Existing Home Sales Drop 5.3% in January 2009 from December 2008

National Association of Realtors Report


Existing Home Sales Drop -5.3% in January 2009 from December 2008


Existing home sales:
December 2008: 4.74 million annual pace

January 2009: 4.49 million annual pace
-5.3%


45% of total sales involve distressed property, including foreclosures

Home sales price:
January 2008 median price: $199,800
January 2009 median price: $170,00
-14.8%


Average 30 year mortgage (According to Freddie Mac):
December 2008: 5.29%
January 2009: 5.05%
-4.54%


Home prices are down 27% from their 2006 high, according to the Standard & Poor's/Case-Shiller data released on Feb. 24th. The massive overhang in the supply of housing was down to 9.3 months in December from 11.2 months in November, the l
argest drop since the NAR started keeping records in 1999. However, the supply of housing is still over twice its long-term average of 3.5 months, insuring that the plentiful supply of houses on the market will continue to depress prices.

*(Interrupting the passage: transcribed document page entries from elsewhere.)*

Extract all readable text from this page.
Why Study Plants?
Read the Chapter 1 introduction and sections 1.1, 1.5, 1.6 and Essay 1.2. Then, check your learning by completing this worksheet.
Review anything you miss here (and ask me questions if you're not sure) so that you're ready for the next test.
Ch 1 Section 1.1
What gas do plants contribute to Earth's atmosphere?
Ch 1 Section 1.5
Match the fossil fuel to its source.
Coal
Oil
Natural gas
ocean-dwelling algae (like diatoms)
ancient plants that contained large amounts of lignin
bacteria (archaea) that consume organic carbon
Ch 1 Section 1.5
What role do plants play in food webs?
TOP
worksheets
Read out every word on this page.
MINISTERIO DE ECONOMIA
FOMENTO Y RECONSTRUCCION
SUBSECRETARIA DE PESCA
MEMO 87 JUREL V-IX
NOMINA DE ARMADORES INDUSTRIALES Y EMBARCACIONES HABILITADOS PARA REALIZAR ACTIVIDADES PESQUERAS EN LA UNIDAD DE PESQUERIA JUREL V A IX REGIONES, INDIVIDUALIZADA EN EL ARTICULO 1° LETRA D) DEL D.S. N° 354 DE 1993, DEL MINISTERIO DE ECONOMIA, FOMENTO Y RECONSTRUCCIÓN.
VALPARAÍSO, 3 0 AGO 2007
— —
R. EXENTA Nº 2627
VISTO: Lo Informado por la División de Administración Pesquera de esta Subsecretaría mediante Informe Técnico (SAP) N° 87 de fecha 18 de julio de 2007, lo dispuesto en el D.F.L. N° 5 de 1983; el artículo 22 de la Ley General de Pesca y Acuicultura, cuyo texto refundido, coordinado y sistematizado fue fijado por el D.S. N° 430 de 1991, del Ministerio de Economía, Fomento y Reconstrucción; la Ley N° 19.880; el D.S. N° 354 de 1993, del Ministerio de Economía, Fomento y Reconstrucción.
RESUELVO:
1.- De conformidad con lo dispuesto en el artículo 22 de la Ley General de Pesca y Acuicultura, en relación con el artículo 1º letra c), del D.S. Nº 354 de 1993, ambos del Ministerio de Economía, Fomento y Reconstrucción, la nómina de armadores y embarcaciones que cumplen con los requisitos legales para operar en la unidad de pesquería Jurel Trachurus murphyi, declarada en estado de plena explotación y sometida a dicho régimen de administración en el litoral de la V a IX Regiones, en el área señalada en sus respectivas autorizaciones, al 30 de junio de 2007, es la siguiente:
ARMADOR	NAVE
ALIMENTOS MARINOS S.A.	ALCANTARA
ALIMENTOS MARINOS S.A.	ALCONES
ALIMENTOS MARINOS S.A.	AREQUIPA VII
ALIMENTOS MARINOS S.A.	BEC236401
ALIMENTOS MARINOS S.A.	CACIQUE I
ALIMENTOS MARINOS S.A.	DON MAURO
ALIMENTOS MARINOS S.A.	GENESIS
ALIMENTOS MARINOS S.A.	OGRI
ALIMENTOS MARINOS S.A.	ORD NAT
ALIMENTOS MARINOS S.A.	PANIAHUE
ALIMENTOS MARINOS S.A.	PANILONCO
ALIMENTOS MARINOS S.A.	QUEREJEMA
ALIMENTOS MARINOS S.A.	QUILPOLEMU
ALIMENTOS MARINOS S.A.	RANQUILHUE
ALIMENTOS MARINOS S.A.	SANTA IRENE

Supply of Pre-Owned Homes on the Market Measured in Months


The Fed's Forecast on Unemployment, Inflation, and GDP

Fed data released Tuesday (2/24/09):

Delinquency rates on home mortgages in 4th quarter 2008: Almost 7% of outstanding mortgages

Unemployment rate in 4th quarter 2008: 7.6%, expected to rise to 8.8% this year

The Consumer Board's Consumer Confidence Index: 25, lowest level since data were first collected in 1967


February 2009 views on the job market:
"Jobs are hard to get": 48% of people surveyed, highest since Feruary 1992
"Expect jobs to decrease in the months ahead": 47%, highest percentage since December 1973

The Fed's Economic Forecast for the Next Few Years:
Unemployment, Inflation, GDP


The Depression-Recession: How We Got Here

In a negative feedback loop, job loses and falling corporate profits are creating new loan defaults, hurting banks beyond the original damage caused by the home mortgage crisis. The banks' falling stock prices together with the loan defaults make it harder for them to raise capital and more reluctant to lend. All of this saps spending by consumers (which makes up 70% of the US economy) and business which results in more job cuts, more loan and mortgage defaults, ... and so the negative feedback loop spirals down. The government keeps threatening to step in to save the failing banks, which raises the specter of nationalization which would wipe-out bank stock holders, who become even more reluctant to buy bank stocks and makes it harder again for the banks to raise capital for loans... And so it goes.

How Bad Are the Times? Photographer Annie Leibowitz Hocks Her Entire Life's Work to Pay the Mortgage

Iconic photographer Annie Leibowitz has hocked her entire ouevre for 10 million pounds to help pay the mortgages on the homes she inherited from lover Susan Sontag. Leibowitz is famous for her photographs of iconic figures such as John Lennon and Yoko Ono, Demi Moore pregnant, Michelle Obama (for the March 2009 cover of Vogue Magazine) and Queen Elizabeth. And they say the recession will end by 2010? Do 'ya think?